The letter, first reported by The Guardian on Tuesday, was authored by the Director of National Intelligence James Clapper to Senator Ron Wyden, a congressman from Oregon who has been an outspoken critic of the NSA’s once-secret surveillance programs.
In the letter, Clapper acknowledged that data belonging to Americans had been used in some cases to “acquired to obtain foreign intelligence targeting non-US persons reasonably believed to be located outside the United States.” Clapper said the intelligence collection was legal due to a “back door” in surveillance law, according to The Guardian.
“These queries were performed pursuant to minimization procedures approved by the [Foreign Intelligence Surveillance] (FISA) court and consistent with the statute and the Fourth Amendment,” Clapper wrote.
Last Friday, Clapper’s office quietly released three new documents related to FISA court orders on the subject of the NSA’s bulk telephone metadata program. In one order, a FISA judge wrote that key government officials had repeatedly misled the court with respect to how data was acquired, stored and searched by the intelligence agency.

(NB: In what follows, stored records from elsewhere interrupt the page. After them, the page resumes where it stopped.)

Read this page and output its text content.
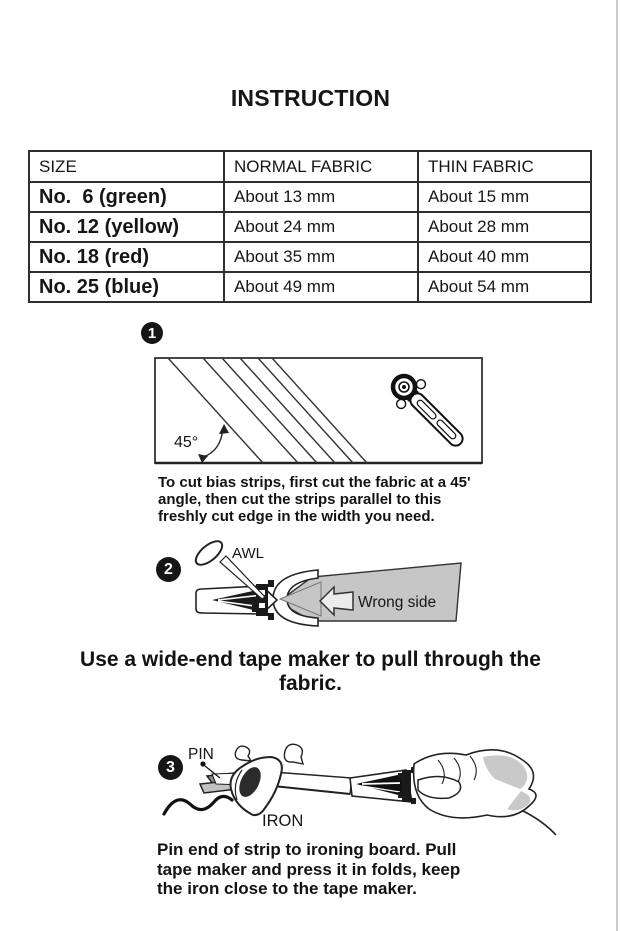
INSTRUCTION
SIZE	NORMAL FABRIC	THIN FABRIC
No.  6 (green)	About 13 mm	About 15 mm
No. 12 (yellow)	About 24 mm	About 28 mm
No. 18 (red)	About 35 mm	About 40 mm
No. 25 (blue)	About 49 mm	About 54 mm
1
45°
To cut bias strips, first cut the fabric at a 45'
angle, then cut the strips parallel to this
freshly cut edge in the width you need.
2
AWL
Wrong side
Use a wide-end tape maker to pull through the
fabric.
3
PIN
IRON
Pin end of strip to ironing board. Pull
tape maker and press it in folds, keep
the iron close to the tape maker.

“It appears that the NSA, or at least those persons within the NSA with knowledge of the governing minimization procedures, are still in the process of determining how the NSA’s own systems work,” FISA Court Judge Reggie Walton wrote. “No one inside or outside of the NSA can represent with adequate certainty whether the NSA is complying with those procedures.”
General Keith Alexander, then the Director of the NSA, admitted that “there was no single person who had a complete technical understanding of the [telephone data collection] system architecture,” which “contributed to the inaccurate description of the alert list that the NSA included in its [reports] to the Court.”
Last week, the FISA Court approved a 90-day extension of the bulk call records collection program.